Wednesday, April 22, 2020

The Woods | Earth Day 2020

Photo by Adam Gonnerman, (CC BY-NC-SA 4.0) 
Growing up on a farm in northeast Missouri, I spent a lot of times outdoors. Some of the best of that time was in the woods of the neighbors' acreage. They had two grandsons, one my age and another 2 or 3 years younger, who came up to visit every other month or so. Living right next door, they always called me over to play. The very first time I was in first grade, and a sandbar had formed in the creek near their house. We spend a golden afternoon playing in the water and trying to build sandcastles. The next several years left a deep impression on me, as we witnessed first-hand the changing of the seasons and explored that little ecological microcosm. In the scalding heat of summer we made a maze out of dense, tall weeds in a clearing, and got ourselves absolutely covered in chigger bites. We learned how to build bonfires, getting it down to a routine we could carry out automatically when it was winter and we wanted to settle into our 'basecamp.' We built a sturdy shelter using no nails, gathered the biggest tadpoles I ever saw from the creek and deposited them in the pond near the house, and tramped through every bit of that property and then beyond. 
“In the woods, is perpetual youth.”― Ralph Waldo Emerson, Nature and Selected Essays
Even when my friends weren't visiting next door, I spent a lot of time in the woods near where I lived, and the experience was essentially spiritual. There I could disconnect from the life I lived and reflect. Years ago, after I had moved to Brazil and married, I discovered that when I was stressed, I could close my eyes and imagine a forest in the middle winter. In my minds eye I was looking up through leafless branches at a grey sky, feeling the cold wind blow across me, and hearing the click of the treetops as that same wind rattled them together. 

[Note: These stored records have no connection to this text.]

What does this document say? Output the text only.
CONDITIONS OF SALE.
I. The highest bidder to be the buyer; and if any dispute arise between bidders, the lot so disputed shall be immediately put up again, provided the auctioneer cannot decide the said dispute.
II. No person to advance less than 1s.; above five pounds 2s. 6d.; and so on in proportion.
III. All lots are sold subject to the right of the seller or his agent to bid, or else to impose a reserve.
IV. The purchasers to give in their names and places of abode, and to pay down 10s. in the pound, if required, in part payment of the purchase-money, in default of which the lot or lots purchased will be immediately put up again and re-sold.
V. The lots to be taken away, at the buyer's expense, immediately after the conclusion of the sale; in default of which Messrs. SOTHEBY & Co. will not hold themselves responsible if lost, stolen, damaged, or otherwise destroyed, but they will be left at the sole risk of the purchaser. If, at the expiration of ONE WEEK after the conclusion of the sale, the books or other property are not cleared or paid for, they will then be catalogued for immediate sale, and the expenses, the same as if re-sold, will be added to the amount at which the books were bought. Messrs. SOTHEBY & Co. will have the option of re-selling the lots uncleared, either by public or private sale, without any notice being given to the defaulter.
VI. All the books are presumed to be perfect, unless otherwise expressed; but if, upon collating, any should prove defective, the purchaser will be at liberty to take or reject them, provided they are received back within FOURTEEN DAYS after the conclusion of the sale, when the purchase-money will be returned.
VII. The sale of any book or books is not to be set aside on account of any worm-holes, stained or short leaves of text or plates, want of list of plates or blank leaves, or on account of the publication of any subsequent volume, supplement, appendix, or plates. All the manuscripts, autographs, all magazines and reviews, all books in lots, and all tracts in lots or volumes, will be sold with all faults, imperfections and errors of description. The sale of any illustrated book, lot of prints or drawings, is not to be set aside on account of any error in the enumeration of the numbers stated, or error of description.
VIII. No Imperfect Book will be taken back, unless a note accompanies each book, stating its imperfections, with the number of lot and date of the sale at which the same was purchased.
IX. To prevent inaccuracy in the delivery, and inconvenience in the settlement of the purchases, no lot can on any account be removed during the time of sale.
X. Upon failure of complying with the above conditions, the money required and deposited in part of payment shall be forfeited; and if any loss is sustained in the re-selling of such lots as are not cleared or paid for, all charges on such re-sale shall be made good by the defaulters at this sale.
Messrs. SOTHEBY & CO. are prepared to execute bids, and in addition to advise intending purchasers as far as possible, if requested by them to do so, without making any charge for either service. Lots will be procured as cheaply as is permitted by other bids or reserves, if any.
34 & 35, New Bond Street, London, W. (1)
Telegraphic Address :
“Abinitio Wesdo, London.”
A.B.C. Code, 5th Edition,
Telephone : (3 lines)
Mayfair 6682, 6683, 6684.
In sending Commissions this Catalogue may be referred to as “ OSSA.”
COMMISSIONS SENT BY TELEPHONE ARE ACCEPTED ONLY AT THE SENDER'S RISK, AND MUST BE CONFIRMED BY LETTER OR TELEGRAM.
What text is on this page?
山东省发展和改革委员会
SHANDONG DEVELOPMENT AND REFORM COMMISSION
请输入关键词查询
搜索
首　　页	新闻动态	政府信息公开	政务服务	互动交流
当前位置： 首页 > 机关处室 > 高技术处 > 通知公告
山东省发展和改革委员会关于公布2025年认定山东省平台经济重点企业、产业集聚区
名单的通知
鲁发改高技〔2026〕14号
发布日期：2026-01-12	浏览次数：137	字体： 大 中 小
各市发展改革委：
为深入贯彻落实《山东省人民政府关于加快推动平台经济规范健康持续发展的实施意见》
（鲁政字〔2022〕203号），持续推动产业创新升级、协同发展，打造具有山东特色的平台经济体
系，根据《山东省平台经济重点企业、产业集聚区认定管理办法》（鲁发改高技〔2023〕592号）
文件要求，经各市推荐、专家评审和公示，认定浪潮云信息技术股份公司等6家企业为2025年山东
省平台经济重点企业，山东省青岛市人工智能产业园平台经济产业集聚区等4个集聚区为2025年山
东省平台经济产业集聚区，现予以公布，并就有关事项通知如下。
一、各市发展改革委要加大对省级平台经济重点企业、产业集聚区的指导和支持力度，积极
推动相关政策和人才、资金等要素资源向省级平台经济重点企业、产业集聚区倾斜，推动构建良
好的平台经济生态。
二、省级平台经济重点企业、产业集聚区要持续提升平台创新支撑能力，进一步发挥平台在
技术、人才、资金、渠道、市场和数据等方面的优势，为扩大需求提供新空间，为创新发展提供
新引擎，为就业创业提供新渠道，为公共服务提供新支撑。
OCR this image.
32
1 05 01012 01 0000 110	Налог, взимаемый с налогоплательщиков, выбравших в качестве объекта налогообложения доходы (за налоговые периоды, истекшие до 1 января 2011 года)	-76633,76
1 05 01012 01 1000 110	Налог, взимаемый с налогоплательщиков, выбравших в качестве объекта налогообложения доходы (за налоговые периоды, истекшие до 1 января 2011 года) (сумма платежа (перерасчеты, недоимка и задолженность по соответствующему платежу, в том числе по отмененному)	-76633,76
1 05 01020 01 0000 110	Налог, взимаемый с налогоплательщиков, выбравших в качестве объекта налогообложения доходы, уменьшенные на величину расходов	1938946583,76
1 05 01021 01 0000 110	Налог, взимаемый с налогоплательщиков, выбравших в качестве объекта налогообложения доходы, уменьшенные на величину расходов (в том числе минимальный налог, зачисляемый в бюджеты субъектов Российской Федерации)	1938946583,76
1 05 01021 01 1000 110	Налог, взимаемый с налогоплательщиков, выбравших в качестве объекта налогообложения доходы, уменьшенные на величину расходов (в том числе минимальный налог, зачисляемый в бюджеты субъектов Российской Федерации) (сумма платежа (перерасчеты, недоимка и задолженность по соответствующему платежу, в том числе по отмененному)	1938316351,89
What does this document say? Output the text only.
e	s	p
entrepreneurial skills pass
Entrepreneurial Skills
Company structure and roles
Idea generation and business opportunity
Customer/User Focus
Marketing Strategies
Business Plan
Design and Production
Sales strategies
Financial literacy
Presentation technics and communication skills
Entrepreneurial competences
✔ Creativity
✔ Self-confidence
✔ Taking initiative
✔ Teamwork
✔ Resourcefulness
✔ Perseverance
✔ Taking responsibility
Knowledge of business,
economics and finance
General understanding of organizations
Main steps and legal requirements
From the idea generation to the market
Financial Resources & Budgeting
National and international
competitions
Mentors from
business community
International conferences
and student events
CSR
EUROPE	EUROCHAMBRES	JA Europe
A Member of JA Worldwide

While it's not quite the same for me now on the rare occasion that I get away to the woods, it isn't that far different. The woods in New Jersey, where I now live, are virtually identical to those in Missouri. Looking closer I see the difference in certain trees and plants, but the scent, the sound, and the general sense of peace I feel there is the same. I envy Henry David Thoreau's experience in at Walden Pond, to an extent. While I love a hot shower and a clean, comfortable bed, I could happily go for days not hearing a human voice, surrounded instead by the living, breathing world around me. 
"Respect for the interdependent web of all existence of which we are a part." 
 7th Principle of Unitarian Universalism
Wherever I work, I almost always have plants on the desk. The standard pothos grows there, but also a bean vine or two, maybe a small tangerine tree, and a few flowering plants. I'm the eccentric one at the office who has a small grow light clipped to his desk, with a timer on the outlet to make sure the light and dark stays even. Whenever I have the opportunity, wherever I live, I plant a garden. This year I'll be calling it a 'victory garden,' and intend to soon plant red, white, and blue sweetcorn, sunflowers, tomatoes (plants I've started in the house), beans, lettuce, carrots, and melons. This is comes to me naturally, reflecting my farmer father's green thumb, and my mother's aptitude for keeping a wide variety of flowers in the yard. I grew up in the woods, the fields, and among flowers. I know now how fortunate I was. 
When we contemplate the whole globe as one great dewdrop, striped and dotted with continents and islands, flying through space with other stars all singing and shining together as one, the whole universe appears as an infinite storm of beauty.Travels in Alaska by John Muir, 1915, chapter 1, page 5.
Aside from hiking, something that I get to do even less often living in the greater NYC area is stargaze. When I was growing up I would look up at the sky full of stars and feel very small and very big. Looking at Venus was like looking at another island in space, a sister to our world. When I saw the north star and the big dipper, I had a sense of place. And when I stared at the Milky Way, understanding it was the rest of our galaxy, I knew that my world wasn't lost in vast nothingness, and so neither was I.

Evolution is, admittedly, a violent and blind way to trim out any form of life that can't survive, and it's one that is also largely based on luck. I have no illusions about the natural world being like a Disney movie with happy animals who are friends, where what we would think is fair wins the day. That also reminds me that human society can be like that, life can be like that, but also that we have the power to work for our lives to be different. We can shape our destiny as a species, if we can just find ways to respect one another and work together. At times this seems hopeless. When it does, I take a walk in the woods and find the peace to continue on.